Tunisie : Alléger la facture pour réduire la fracture

La Tunisie accorde une importance particulière à la propriété intellectuelle et industrielle depuis le 19ème siècle. Un séminaire se tient à ce sujet à Tunis du 10 au 12 décembre.

Sous l’égide de l’Organisation Mondiale de la Propriété Intellectuelle (OMPI) et de l’Institut National de la Normalisation et de la Propriété Industrielle (INNORPI), s’est tenu le 10 Décembre dans un hôtel de la place, l’ouverture du «Séminaire Régional de l’OMPI sur la mise en œuvre du plan d’Action pour le développement». Ce colloque qui se poursuivra jusqu’au 12 Décembre, verra la participation de professionnels issus de différentes structures nationales, ainsi que des spécialistes et experts tunisiens, arabes et occidentaux. Des représentants de l’OMPI, de l’INNORPI et de la Ligue des nations arabes seront également présents lors de cet événement.

En cette occasion, Mr. Afif Chelbi, Ministre de l’Industrie, de l’énergie et des petites et moyennes entreprises, et Mr. Geoffrey Onyeama, sous-directeur général du secteur de la coopération pour le développement (OMPI) ont prononcé respectivement une allocation de bienvenue.

M. Chelbi a rappelé que «la Tunisie a toujours accordé une importance particulière à la propriété intellectuelle et surtout industrielle et ce, depuis le 19ème siècle. Date relative à l’accord de Paris signé en 1883. La Tunisie est donc parmi les premiers pays à avoir ratifié cette loi». Tout en ajoutant que « la relation existante entre le secteur de la recherche et de l’industrie a abouti à l’éclosion de pôles de développement technologiques».
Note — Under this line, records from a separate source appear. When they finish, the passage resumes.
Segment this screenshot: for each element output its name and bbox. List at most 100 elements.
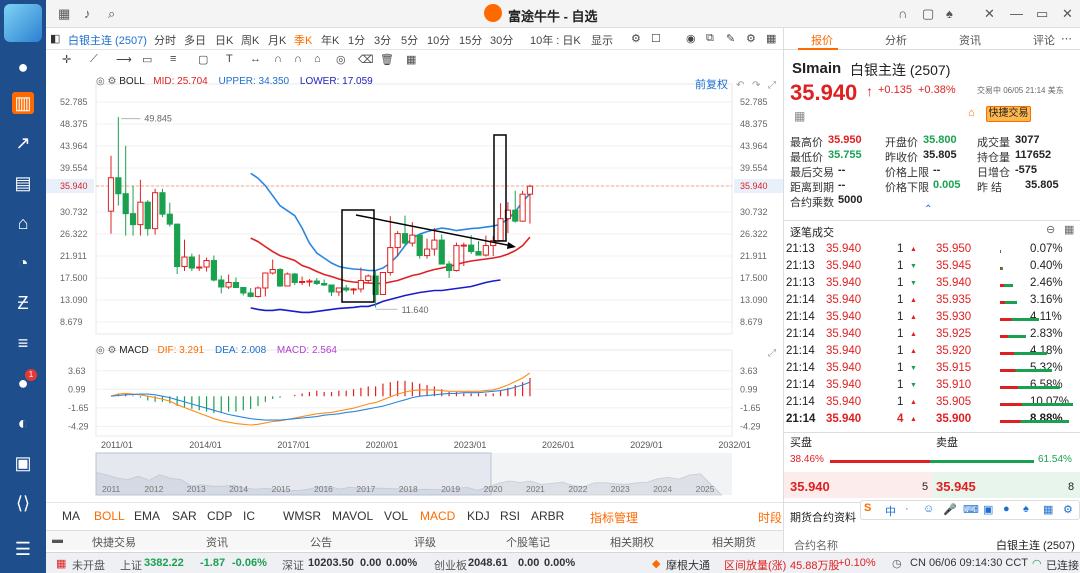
ind-macd[interactable]: MACD	[420, 509, 456, 523]
tab-quick-trade[interactable]: 快捷交易	[92, 537, 136, 549]
display-menu[interactable]: 显示	[591, 35, 613, 47]
ind-kdj[interactable]: KDJ	[467, 509, 490, 523]
ind-cdp[interactable]: CDP	[207, 509, 233, 523]
tick-row[interactable]: 21:14 35.940 1 ▲ 35.930 4.11%	[784, 310, 1080, 327]
news-icon[interactable]: ▤	[14, 173, 32, 193]
crosshair-icon[interactable]: ✛	[62, 54, 72, 66]
expand-chevron-icon[interactable]: ⌃	[924, 204, 933, 215]
sidebar-toggle-icon[interactable]: ◧	[50, 33, 61, 45]
channel-tool-icon[interactable]: ▭	[142, 54, 153, 66]
tab-rating[interactable]: 评级	[414, 537, 436, 549]
maximize-icon[interactable]: ▭	[1036, 6, 1049, 21]
ime-emoji-icon[interactable]: ☺	[923, 503, 935, 515]
close-icon[interactable]: ✕	[1062, 6, 1073, 21]
rect-tool-icon[interactable]: ▢	[198, 54, 209, 66]
tab-analysis[interactable]: 分析	[885, 35, 907, 47]
pie-chart-icon[interactable]: ◔	[17, 253, 29, 273]
period-1min[interactable]: 1分	[348, 35, 366, 47]
period-year[interactable]: 年K	[321, 35, 340, 47]
collapse-icon[interactable]: ✕	[984, 6, 995, 21]
tick-grid-icon[interactable]: ▦	[1064, 224, 1075, 236]
trend-icon[interactable]: ↗	[15, 133, 31, 153]
settings-icon-small[interactable]: ⚙	[107, 76, 117, 87]
code-icon[interactable]: ⟨⟩	[15, 493, 31, 513]
collapse-icon-bottom[interactable]: ▬	[52, 534, 63, 546]
tab-options[interactable]: 相关期权	[610, 537, 654, 549]
indicator-name[interactable]: BOLL	[119, 76, 145, 87]
ind-vol[interactable]: VOL	[384, 509, 409, 523]
search-icon[interactable]: ⌕	[108, 6, 116, 21]
period-week[interactable]: 周K	[241, 35, 260, 47]
ime-grid-icon[interactable]: ▦	[1043, 504, 1054, 516]
period-intraday[interactable]: 分时	[154, 35, 176, 47]
app-logo[interactable]	[4, 4, 42, 42]
ime-skin-icon[interactable]: ▣	[983, 504, 994, 516]
moon-icon[interactable]: ◐	[17, 413, 29, 433]
ind-ic[interactable]: IC	[243, 509, 255, 523]
shirt-icon[interactable]: ♠	[946, 6, 953, 21]
period-10min[interactable]: 10分	[427, 35, 451, 47]
tick-row[interactable]: 21:14 35.940 4 ▲ 35.900 8.88%	[784, 412, 1080, 429]
user-icon[interactable]: ●	[17, 57, 29, 77]
ipo-icon[interactable]: Ƶ	[17, 293, 29, 313]
measure-tool-icon[interactable]: ↔	[250, 53, 261, 65]
ind-wmsr[interactable]: WMSR	[283, 509, 321, 523]
grid-icon[interactable]: ▦	[766, 33, 777, 45]
symbol-label[interactable]: 白银主连 (2507)	[68, 35, 147, 47]
tick-row[interactable]: 21:14 35.940 1 ▲ 35.935 3.16%	[784, 293, 1080, 310]
eye-icon-macd[interactable]: ◎	[96, 345, 105, 356]
ind-ma[interactable]: MA	[62, 509, 80, 523]
arc-tool-icon[interactable]: ∩	[274, 53, 282, 65]
tick-row[interactable]: 21:14 35.940 1 ▲ 35.920 4.18%	[784, 344, 1080, 361]
flow-label[interactable]: 区间放量(涨)	[724, 560, 787, 572]
tick-row[interactable]: 21:14 35.940 1 ▲ 35.905 10.07%	[784, 395, 1080, 412]
ime-toolbar[interactable]: S 中 · ☺ 🎤 ⌨ ▣ ● ♠ ▦ ⚙	[860, 500, 1080, 520]
camera-icon[interactable]: ◉	[686, 33, 696, 45]
ime-mic-icon[interactable]: 🎤	[943, 504, 957, 516]
macd-name[interactable]: MACD	[119, 345, 149, 356]
ime-punct-icon[interactable]: ·	[905, 503, 909, 515]
settings-icon-macd[interactable]: ⚙	[107, 345, 117, 356]
tab-futures[interactable]: 相关期货	[712, 537, 756, 549]
line-tool-icon[interactable]: ⟋	[90, 53, 98, 65]
tick-row[interactable]: 21:13 35.940 1 ▼ 35.945 0.40%	[784, 259, 1080, 276]
ind-mavol[interactable]: MAVOL	[332, 509, 374, 523]
erase-tool-icon[interactable]: ⌫	[358, 54, 374, 66]
eye-tool-icon[interactable]: ◎	[336, 54, 346, 66]
tab-news[interactable]: 资讯	[206, 537, 228, 549]
pen-icon[interactable]: ✎	[726, 33, 736, 45]
gift-icon[interactable]: ▢	[922, 6, 935, 21]
tab-notes[interactable]: 个股笔记	[506, 537, 550, 549]
settings-icon[interactable]: ⚙	[631, 33, 641, 45]
bank-icon[interactable]: ⌂	[17, 213, 29, 233]
tab-announcements[interactable]: 公告	[310, 537, 332, 549]
period-day[interactable]: 日K	[215, 35, 234, 47]
delete-tool-icon[interactable]: 🗑	[380, 54, 394, 66]
ime-keyboard-icon[interactable]: ⌨	[963, 504, 979, 516]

Après un bref historique des actions menées par l’OMPI, M. Oneyama a évoqué l’importance de la propriété intellectuelle en soulignant « qu’elle ne peut véritablement incorporer la dimension du développement que si les responsables politiques à tous les niveaux […] sont parfaitement familiarisés avec la façon de procéder». Avant de conclure que ce séminaire «a pour objet de parvenir à approfondir la compréhension et l’appréciation au sein des milieux gouvernementaux, du lien qui existe entre la propriété intellectuelle et le développement […]».

45 recommandations constituent l’ossature du plan d’action de l’OMPI. Le 7ème point met ainsi en exergue les pratiques anticoncurrentielles en rapport avec la propriété intellectuelle en insistant sur les mesures qui aideront les pays à lutter contre ces pratiques. En clair, c’est le piratage notamment des logiciels, très courant dans nos contrées, qui est cloué au pilori.

Toujours est-t-il que certains points ne reflètent pas tellement la réalité dans certains pays. Le neuvième point se propose ainsi de «réduire la fracture numérique» en optant pour la création d’une base de données pour établir les besoins spécifiques de développement liés à la propriété intellectuelle et les ressources numériques. Paradoxalement, le recours au piratage des logiciels permet, dans les pays émergents, de favoriser l’accès au plus grand nombre et à moindre frais à des logiciels dont les prix restent souvent exorbitants. Pis : les sociétés mères n’ont le plus souvent aucune représentation dans les pays concernés. Ce qui rend parfois le paiement des licences impossible. En somme il faudrait plutôt envisager de réduire la «Facture» pour soulager la Fracture… Passons.

La recommandation 28 est relative aux «mesures relatives à la propriété intellectuelle que (…) les Etats industrialisés pourraient adopter pour promouvoir le transfert et la diffusion de la technologie vers les pays en développement». Force est de constater que ces actions se résument actuellement aux actions de sensibilisation menées par certaines multinationales… qui font elles-mêmes parfois recours aux logiciels pirates… Cherchez l’erreur.